E infatti non ne hai proprio bisogno! 

Danke!


----------



## Debbi_5

cuore romano said:


> E infatti non ne hai proprio bisogno!
> 
> Danke!


----------



## ger4

Hier ist noch ein Link mit Beispielsätzen (deutsch-italienisch), und zwar diesmal für "schon" und "lange" kombiniert: http://de-it.dict.cc/?s=schon+lange Auf der zweiten Seite findet man folgenden Satz: "Ich habe schon lange nichts (mehr) von dir gehört" - "Non ti sento da così tanto tempo". Der Satz scheint also im Italienischen ganz anders konstruiert zu sein als im Deutschen.


----------



## Debbi_5

Holger2014 said:


> Hier ist noch ein Link mit Beispielsätzen (deutsch-italienisch), und zwar diesmal für "schon" und "lange" kombiniert: http://de-it.dict.cc/?s=schon+lange Auf der zweiten Seite findet man folgenden Satz: "Ich habe schon lange nichts (mehr) von dir gehört" - "Non ti sento da così tanto tempo". Der Satz scheint also im Italienischen ganz anders konstruiert zu sein als im Deutschen.



Ja und im Italienischen wird hier die Präsensform verwendet..

Danke!


----------



## ger4

(nicht #14, sondern #13 - na gut...)

Deine Fragen aus #5 sind noch gar nicht beantwortet worden:



> [...] ich habe es gegoogelt und Sätze gelesen wie: " Ich habe schon lange keinen Freund mehr gehabt" oder " ich habe seit X Jahren keine Freundin mehr " ... oder oft beim Telefonieren gehört: wie geht es dir? Ich habe dich schon lange nicht mehr gesehen...



"Ich habe schon lange keinen Freund mehr gehabt" *(**)* - dazu gibt es verschiedene Meinungen (siehe #14, #15, #16, #17). 

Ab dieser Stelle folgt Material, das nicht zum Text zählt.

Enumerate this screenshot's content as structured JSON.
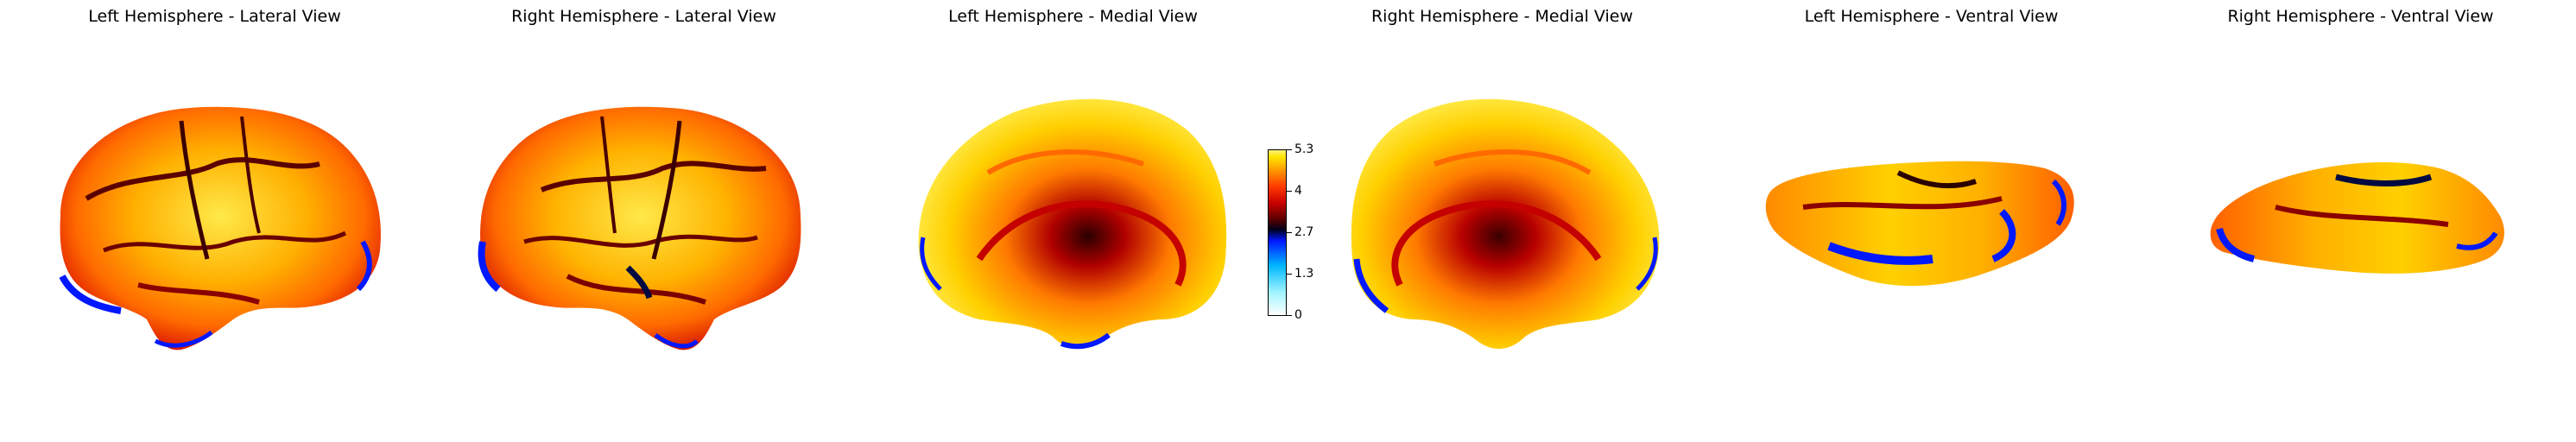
{
  "panels": [
    {
      "title": "Left Hemisphere - Lateral View",
      "view": "lateral-left"
    },
    {
      "title": "Right Hemisphere - Lateral View",
      "view": "lateral-right"
    },
    {
      "title": "Left Hemisphere - Medial View",
      "view": "medial-left"
    },
    {
      "title": "Right Hemisphere - Medial View",
      "view": "medial-right"
    },
    {
      "title": "Left Hemisphere - Ventral View",
      "view": "ventral-left"
    },
    {
      "title": "Right Hemisphere - Ventral View",
      "view": "ventral-right"
    }
  ],
  "colorbar": {
    "ticks": [
      "5.3",
      "4",
      "2.7",
      "1.3",
      "0"
    ],
    "min": 0,
    "max": 5.3,
    "colormap": "cold-hot (white-cyan-blue-black-red-orange-yellow)"
  },
  "colors": {
    "yellow": "#ffe600",
    "orange": "#ff8a00",
    "red": "#d80000",
    "dark": "#2a0000",
    "blue": "#0018ff"
  }
}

"Ich habe dich schon lange nicht mehr gesehen" - korrekt, hier benutzt man die Perfektform (siehe Beispielatz c) 

---
Die Präsensform wird in diesem Fall verwendet, wenn man etwas beschreibt, was in der Vergangenheit begonnen hat und bis jetzt (immer noch) andauert:
a. Sie wünscht sich schon lange ein Pferd = sie hat vor langer Zeit "angefangen, sich ein Pferd zu wünschen", und wünscht es sich jetzt immer noch

Die Perfektform drückt dagegen aus, dass etwas, was in der Vergangenheit begonnen hat, nun beendet ist:
b. Sie hat sich schon lange ein Pferd gewünscht = sie hat vor langer Zeit "angefangen, sich ein Pferd zu wünschen", jetzt besitzt sie ein Pferd
c. Ich habe dich schon lange nicht (mehr) gesehen = ich habe dich lange Zeit nicht gesehen, aber jetzt sehe ich dich 

---
Weitere Beispiele:

Präsens:
(1) Ich sehe dich jetzt schon seit Wochen gar nicht mehr! = Vor ein paar Wochen habe ich aufgehört, dich (regelmäßig, zum Beispiel in der Uni, am Arbeitsplatz, beim Einkaufen) zu sehen und jetzt sehe ich dich immer noch nicht" - könnte man zum Beispiel am Telefon sagen, wenn man den Gesprächspartner immer noch nicht sieht (oder zumindest nicht direkt vor sich stehen hat) 
(2) Ich wohne hier seit 1999 = 1999 habe ich "angefangen, hier zu wohnen" (bin hier eingezogen) und wohne jetzt immer noch hier
(3) Seit 1999 wird hier nichts mehr repariert = 1999 hat man aufgehört, Reparaturen durchzuführen und man repariert auch jetzt immer noch nichts (geiziger Vermieter)

Perfekt:
(4) Ich habe dich wochenlang nicht gesehen - Vor ein paar Wochen "habe ich aufgehört, dich zu sehen", jetzt sehe ich dich wieder 
(5) Ich habe hier seit 1999 gewohnt = Ich bin 1999 hier eingezogen ("habe ich angefangen, hier zu wohnen"); jetzt ziehe ich aus (höre auf, hier zu wohnen)
(6) Seit 1999 ist hier nichts mehr repariert worden = 1999 hat man aufgehört, Reparaturen durchzuführen, aber jetzt beginnt man, etwas zu reparieren


----------



## Schimmelreiter

Holger2014 said:


> "Ich habe schon lange keinen Freund mehr gehabt" - klingt nicht korrekt, aber vielleicht gibt es andere Meinungen. Es kann sein,dass es sich hier einfach um einen Anglizismus handelt - oder dass es eine sehr direkte Übersetzung aus dem Englischen ist ("I haven't had")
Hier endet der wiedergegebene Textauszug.